Cuckoo Hashing — Correlated Hash Functions and Rehash Loops
Correlated hash functions caused 12-second rehash loops at 55% load.
- Cuckoo hashing uses two hash tables, each key has exactly two candidate slots
- Lookups always check at most two locations — hard worst-case O(1), not amortized, not expected
- Insertions use an eviction chain: kick out the occupant, move them to their alternate slot
- If the eviction chain loops back to the starting key, a cycle is detected and the table must be resized and rehashed with new hash seeds
- Max load factor ~50% per table in theory, 45% in production — exceed it and insertion failure probability rises exponentially
- Biggest mistake: assuming insertion is always O(1) — it degrades to O(n) in the worst case and falls apart sharply past load factor thresholds
- Hash function independence is not optional — correlated functions collapse both tables into one and cause premature cycles
Imagine a hotel with two buildings, and every guest has one reserved room in each building. When a new guest arrives and both their rooms are taken, they bump one occupant out, who then moves to their room in the other building. That evicted guest might bump someone else out, creating a chain reaction until everyone has a room or the hotel manager calls time and opens a new wing.
Cuckoo hashing works exactly like this. Every key has two possible home slots, one in each table. Lookup is trivially fast — check room A, check room B, done. Insertion is where the work happens: evict, relocate, repeat. The payoff is that no matter how full the hotel gets (within reason), finding any guest never requires more than two stops. That hard guarantee is why latency-critical systems reach for cuckoo hashing when other approaches fall short.
Hash tables are the backbone of modern software — they power database indexes, caches, compilers, and networking stacks. But the classic open-addressing and chaining approaches carry a hidden cost: their lookup time degrades under load. A bucket with five chained nodes requires five pointer dereferences. A probing table at 80% occupancy can force dozens of slot comparisons per lookup. For most applications that cost is tolerable. For latency-sensitive systems — packet classification in network routers, real-time game servers, CPU-level cache simulators — tolerable is not a design target.
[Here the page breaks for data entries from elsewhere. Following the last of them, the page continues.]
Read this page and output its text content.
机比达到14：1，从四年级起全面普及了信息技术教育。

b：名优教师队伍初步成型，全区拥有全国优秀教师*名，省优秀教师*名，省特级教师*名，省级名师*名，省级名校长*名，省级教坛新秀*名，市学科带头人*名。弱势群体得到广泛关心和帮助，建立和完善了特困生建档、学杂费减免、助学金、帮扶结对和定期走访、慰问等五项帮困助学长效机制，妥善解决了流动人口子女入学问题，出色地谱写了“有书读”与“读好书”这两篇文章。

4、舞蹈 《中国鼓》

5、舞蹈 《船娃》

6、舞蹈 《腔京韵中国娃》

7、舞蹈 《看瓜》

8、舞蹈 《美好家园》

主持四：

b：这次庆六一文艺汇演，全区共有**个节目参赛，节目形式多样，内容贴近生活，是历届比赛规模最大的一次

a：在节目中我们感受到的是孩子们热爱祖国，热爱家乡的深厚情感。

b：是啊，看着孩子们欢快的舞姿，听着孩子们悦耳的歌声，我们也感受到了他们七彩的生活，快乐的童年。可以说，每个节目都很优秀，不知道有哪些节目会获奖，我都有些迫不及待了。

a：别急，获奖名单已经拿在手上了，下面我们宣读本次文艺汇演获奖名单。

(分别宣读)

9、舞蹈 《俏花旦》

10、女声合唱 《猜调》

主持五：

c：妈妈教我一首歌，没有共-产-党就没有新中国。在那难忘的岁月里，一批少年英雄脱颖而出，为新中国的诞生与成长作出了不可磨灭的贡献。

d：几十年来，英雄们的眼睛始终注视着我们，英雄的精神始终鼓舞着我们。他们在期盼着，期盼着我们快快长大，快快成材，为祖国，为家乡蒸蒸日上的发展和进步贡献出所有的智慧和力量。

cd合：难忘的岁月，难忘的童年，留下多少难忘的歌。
Cuckoo hashing, introduced by Rasmus Pagh and Flemming Friche Rodler in 2001, attacks this problem with a radical guarantee: lookups always examine at most two memory locations. Worst-case O(1) — not amortized, not expected, but hard. It achieves this by giving every key two candidate slots across two separate hash tables and using an eviction-and-relocation protocol during insertion to ensure no slot ever holds more than one key.
That guarantee comes with strings attached. Insertion is unpredictable and can fail entirely when eviction chains cycle back on themselves. The load factor ceiling is roughly half what chained hashing tolerates. Hash function independence is not a nice-to-have — it is the mechanism the whole structure depends on. And if you deploy this without a max-iteration guard on the eviction chain, you have introduced an infinite loop into your production system.
By the end of this article you will understand exactly how the two-table eviction cycle works, why infinite loops occur and how to detect them before they happen, how to implement a working cuckoo hash map in Java with cycle detection and graceful rehashing, what load factor limits apply and why exceeding them causes exponential rehash overhead, and when cuckoo hashing genuinely beats its alternatives in production. The interview questions at the end go into the nuanced territory that separates candidates who have read about this structure from those who have actually operated it under load.
Core Mechanism: Two Tables, Two Hash Functions
The structure is built on one invariant: no slot in either table ever holds more than one key. Cuckoo hashing maintains two hash tables, T1 and T2, each of size n. Every key k has exactly two candidate positions — h1(k) in T1 and h2(k) in T2. That invariant is what makes lookup trivially fast.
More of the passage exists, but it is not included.